Because, when the history of Harper's stint as prime minister is written, I fully expect most independent historians to focus on one overarching theme: the many ways in which the Stephen Harper government has reduced the standing of Canada in the eyes of the world.

As Lawrence Martin succinctly summarized in his article in Wednesday's Globe & Mail:

"You wonder how far the standards can fall."

For fall the standards have taken under Harper's leadership of our country.

If you examine any major area of our country, you will soon find signs of a diminution in our standards, a lessening of our worth (moral and economic, amongst others) as a country.

One example of the debasement of the values of our democracy is the Tory style of using Parliament to wage unremitting partisan war on the other parties, in the process turning what should be an institution in which Canadians can take pride, into a caterwauling and dysfunctional kindergarten of the worst kind.

As another example, take the lowered standards of the central government's use of Canadians tax dollars. The Harper government, with his sanction, has perverted the distinction (essential for a functioning democracy) between the roles and functions of a political party, and the roles and functions of a government. The stimulus funds have been allocated disproportionately to projects in Conservative ridings, as if those funds were funds belonging to the Conservative MPs.

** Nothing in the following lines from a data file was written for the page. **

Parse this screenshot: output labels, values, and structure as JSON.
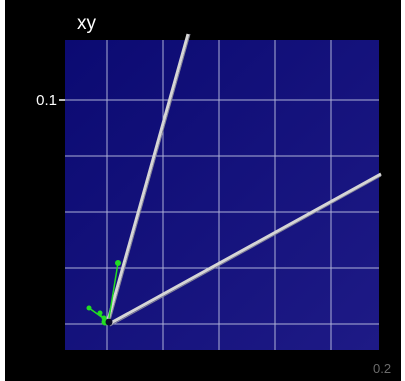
{
  "plot": {
    "title": "xy",
    "y_tick_label": "0.1",
    "x_tick_label": "0.2",
    "colors": {
      "background": "#000000",
      "plot_gradient_start": "#0b0a72",
      "plot_gradient_end": "#1e1a86",
      "grid": "#c8cce8",
      "rays": "#d0d0d0",
      "green_marks": "#22dd22"
    }
  }
}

If we can borrow a phrase applied by a Tory minister to a Premier, it would be fair to say of Prime Minister Stephen Harper that, as compared to the past dozen or so prime ministers, he has proven himself to be the small man of our confederation.

What a legacy to leave.

And what an insult to all those supporters of the Conservative Party who had hoped that the union of the old Reform-Alliance party with the old Progressive Conservative Party might result in a political party in which they could take pride.